Wednesday, 19 September 2012


Near Corain, Spain
27th April, 2012

I am sheltering while a persistent April rain falls on this corner of Asturias. The tiled roof above me covers a village lavandería basin, with Año 1919 inscribed on its stone cistern. The sound of water is everywhere: the steady input from an iron pipe, the constant pitter-patter of drips from the eaves, the rustle from a small stream twenty yards away. Overhanging trees gather the rainfall into loud, plummeting drops.

The laundry is set into a wooded limestone slope overlooking a small valley. I have climbed a lane beside hedges, apple trees and a sloping meadow with two grey horses and a foal. The sky is weeping over this hilly, wooded landscape that reminds me of Somerset or Powys; trees are lichenous, the ground is mossy and floral. Small farmsteads are dotted here and there, many showing signs of careful but unfussy management: trees are coppiced and pollarded, hedges trimmed, drystone walls maintained. The stream is neatly culverted where it flows under the lane. The natural wealth in this damp corner of Spain needs constant attention, and I'm glad to see that people still provide it.

But what of the laundry - does anyone come here to wash their clothes? A white plastic bottle labelled Mistol Original stands next to a pillar, and a scrubbing brush and an orange plastic mug sit near the cistern. These are signs of laundry life. But the crystal-clear water flows over a sunken drift of dead, black leaves, and stirring it brings up clouds of silt. The lip of the basin is smoothed from years of use, but now patinated with moss and dirt. The paved floor has sprouting weeds. This laundry needs a thorough cleaning out.

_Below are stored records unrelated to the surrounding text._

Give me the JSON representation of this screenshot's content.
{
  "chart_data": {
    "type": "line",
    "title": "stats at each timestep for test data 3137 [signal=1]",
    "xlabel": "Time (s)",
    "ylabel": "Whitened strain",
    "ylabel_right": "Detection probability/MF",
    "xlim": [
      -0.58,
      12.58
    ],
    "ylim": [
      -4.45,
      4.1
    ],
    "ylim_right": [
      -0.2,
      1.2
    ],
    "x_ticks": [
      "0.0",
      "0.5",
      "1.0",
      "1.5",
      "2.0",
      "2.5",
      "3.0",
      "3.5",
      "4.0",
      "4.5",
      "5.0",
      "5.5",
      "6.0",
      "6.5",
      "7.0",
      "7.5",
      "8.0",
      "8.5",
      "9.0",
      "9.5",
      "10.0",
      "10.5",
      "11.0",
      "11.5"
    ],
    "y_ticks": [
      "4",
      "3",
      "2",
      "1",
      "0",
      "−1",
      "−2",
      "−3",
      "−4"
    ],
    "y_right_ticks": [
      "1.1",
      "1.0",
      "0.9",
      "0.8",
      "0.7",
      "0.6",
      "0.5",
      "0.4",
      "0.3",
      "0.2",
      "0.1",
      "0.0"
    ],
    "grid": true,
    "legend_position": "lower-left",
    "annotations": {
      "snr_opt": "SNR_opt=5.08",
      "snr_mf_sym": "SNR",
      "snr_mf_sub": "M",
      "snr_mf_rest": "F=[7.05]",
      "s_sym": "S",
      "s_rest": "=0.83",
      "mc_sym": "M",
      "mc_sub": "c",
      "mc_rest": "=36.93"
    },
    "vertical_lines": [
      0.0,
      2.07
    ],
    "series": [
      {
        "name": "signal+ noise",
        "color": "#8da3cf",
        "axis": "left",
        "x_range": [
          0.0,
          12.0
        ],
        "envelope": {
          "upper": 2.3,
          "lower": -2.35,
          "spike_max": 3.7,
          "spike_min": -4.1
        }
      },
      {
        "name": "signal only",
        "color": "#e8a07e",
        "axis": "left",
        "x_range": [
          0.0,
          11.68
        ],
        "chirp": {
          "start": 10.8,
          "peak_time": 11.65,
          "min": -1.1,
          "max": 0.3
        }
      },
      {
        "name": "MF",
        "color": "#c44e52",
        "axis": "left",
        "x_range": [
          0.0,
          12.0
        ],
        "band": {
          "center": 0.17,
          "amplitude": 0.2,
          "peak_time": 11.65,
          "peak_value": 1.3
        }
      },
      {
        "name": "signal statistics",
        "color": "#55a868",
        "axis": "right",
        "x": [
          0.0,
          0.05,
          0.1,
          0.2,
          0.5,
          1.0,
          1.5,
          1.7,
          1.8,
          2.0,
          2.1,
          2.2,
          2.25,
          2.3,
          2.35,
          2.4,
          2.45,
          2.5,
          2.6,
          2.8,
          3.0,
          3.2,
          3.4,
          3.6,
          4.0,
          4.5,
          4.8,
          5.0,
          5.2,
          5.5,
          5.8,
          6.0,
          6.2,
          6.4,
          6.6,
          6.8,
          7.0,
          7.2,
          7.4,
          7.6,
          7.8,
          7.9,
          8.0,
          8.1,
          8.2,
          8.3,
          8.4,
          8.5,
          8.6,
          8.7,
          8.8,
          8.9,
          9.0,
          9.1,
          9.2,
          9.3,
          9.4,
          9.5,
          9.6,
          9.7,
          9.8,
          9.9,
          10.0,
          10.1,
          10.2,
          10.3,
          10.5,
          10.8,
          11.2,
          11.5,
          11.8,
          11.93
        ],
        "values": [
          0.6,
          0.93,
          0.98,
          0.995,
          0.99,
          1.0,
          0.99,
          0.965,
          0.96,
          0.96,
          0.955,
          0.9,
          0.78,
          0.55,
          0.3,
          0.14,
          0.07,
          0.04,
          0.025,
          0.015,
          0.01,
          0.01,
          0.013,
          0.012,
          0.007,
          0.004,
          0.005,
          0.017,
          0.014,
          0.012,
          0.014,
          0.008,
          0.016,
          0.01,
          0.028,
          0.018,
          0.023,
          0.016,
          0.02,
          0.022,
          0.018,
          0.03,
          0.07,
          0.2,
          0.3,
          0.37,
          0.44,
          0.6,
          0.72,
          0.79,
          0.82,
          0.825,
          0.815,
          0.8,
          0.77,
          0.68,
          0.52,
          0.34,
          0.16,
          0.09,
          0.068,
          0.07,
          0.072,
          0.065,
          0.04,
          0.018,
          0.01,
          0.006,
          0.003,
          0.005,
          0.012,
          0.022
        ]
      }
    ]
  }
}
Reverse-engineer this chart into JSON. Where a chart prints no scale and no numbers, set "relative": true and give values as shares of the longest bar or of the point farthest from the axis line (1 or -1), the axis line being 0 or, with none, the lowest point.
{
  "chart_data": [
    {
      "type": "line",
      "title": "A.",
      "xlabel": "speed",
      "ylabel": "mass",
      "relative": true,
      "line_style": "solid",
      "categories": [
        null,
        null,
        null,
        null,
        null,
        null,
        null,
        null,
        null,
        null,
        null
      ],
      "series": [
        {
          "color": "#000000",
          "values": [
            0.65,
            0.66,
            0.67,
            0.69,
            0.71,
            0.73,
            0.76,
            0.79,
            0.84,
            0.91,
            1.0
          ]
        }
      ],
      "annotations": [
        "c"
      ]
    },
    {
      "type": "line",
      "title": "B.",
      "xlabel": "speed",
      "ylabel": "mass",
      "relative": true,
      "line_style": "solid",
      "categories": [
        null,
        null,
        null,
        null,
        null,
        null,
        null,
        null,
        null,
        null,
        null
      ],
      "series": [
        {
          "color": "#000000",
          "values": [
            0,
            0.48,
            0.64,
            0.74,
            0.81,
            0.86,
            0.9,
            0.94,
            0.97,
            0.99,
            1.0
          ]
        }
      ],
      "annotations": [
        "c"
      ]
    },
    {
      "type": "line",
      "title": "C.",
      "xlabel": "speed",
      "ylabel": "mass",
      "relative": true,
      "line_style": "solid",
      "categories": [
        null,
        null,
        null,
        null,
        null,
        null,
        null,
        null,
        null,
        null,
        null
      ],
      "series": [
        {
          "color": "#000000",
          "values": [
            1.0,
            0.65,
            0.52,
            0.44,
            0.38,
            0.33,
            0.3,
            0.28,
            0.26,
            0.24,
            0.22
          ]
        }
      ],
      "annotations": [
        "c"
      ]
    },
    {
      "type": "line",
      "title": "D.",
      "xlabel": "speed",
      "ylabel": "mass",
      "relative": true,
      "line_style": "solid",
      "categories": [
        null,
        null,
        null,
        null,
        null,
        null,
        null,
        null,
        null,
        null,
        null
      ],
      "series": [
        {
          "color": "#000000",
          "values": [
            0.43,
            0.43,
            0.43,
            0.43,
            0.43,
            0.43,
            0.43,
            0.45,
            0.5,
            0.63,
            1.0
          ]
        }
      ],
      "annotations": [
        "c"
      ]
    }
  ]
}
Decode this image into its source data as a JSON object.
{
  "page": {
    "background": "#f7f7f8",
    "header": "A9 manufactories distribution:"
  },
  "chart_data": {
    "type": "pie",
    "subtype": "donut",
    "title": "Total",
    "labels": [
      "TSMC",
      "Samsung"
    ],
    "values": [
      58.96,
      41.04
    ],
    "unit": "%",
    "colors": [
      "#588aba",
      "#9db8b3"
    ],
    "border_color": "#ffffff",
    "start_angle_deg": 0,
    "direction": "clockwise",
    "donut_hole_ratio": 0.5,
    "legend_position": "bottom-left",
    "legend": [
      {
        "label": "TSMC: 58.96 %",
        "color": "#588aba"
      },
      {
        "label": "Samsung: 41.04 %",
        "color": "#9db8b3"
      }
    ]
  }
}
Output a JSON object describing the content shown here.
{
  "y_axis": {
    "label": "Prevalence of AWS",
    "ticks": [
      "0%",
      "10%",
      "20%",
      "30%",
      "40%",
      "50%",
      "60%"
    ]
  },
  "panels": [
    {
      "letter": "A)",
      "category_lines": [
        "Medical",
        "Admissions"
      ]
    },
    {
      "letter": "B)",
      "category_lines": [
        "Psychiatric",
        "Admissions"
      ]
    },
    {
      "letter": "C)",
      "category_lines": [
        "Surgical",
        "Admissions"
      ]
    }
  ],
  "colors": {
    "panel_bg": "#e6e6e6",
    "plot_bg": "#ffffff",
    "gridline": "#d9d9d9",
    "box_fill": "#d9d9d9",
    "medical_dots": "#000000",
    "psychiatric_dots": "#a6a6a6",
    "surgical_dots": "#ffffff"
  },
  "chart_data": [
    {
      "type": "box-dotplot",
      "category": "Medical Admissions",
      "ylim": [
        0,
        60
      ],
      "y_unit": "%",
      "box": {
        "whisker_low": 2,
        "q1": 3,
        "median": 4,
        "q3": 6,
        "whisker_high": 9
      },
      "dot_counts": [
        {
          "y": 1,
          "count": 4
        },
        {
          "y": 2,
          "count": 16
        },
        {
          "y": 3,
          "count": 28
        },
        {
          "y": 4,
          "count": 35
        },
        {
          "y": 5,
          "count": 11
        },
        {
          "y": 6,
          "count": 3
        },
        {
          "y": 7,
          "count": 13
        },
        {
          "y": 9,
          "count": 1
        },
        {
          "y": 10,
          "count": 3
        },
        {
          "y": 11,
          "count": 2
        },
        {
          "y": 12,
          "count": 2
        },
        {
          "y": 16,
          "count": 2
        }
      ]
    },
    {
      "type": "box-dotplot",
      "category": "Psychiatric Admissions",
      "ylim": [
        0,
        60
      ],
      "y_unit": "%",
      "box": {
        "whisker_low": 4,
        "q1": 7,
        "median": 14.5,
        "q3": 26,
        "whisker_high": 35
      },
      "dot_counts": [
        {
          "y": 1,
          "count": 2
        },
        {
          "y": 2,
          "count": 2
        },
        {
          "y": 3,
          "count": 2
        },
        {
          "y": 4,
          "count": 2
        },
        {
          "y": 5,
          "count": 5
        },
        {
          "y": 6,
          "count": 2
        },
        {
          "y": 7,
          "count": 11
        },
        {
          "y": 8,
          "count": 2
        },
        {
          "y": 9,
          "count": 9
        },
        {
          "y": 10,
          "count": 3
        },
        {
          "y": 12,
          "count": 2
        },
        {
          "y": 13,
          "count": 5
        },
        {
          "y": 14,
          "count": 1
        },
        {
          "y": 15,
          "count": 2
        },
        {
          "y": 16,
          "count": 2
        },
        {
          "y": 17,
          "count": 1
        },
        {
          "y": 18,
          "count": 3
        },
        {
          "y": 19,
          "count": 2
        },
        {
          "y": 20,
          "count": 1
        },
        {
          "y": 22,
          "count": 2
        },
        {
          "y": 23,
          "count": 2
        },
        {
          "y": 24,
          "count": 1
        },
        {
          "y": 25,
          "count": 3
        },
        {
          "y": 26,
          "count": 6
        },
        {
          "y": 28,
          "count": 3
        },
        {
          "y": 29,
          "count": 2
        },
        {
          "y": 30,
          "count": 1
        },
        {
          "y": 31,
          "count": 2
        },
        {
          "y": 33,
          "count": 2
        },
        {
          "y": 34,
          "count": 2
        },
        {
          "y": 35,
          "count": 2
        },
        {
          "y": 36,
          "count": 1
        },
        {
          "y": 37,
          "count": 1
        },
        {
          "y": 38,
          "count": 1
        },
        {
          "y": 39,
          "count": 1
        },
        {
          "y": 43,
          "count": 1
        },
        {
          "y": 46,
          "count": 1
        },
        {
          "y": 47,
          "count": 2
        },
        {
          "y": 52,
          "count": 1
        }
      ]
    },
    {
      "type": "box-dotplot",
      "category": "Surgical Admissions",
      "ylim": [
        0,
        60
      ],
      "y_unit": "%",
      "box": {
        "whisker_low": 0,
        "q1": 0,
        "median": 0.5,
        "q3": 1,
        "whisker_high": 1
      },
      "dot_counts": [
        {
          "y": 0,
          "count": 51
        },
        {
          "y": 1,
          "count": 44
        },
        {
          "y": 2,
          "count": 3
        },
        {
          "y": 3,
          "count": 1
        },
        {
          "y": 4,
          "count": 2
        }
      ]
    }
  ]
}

Use and disuse: this place is telling me of a vanishing culture pattern. I imagine women's stories were exchanged here for generations, but their voices have now faded to silence; a part of Franco's world of peasant Spain.

I am telling a story of my own about this laundry, created from a bottle, a brush and a cup. An elderly woman still visits from time to time, and she vividly remembers the scenes and sounds of social life that that used to go on here. But now she only hears - like me - the voice of her own thoughts, and the stories told by fallen leaves and water flowing over stone.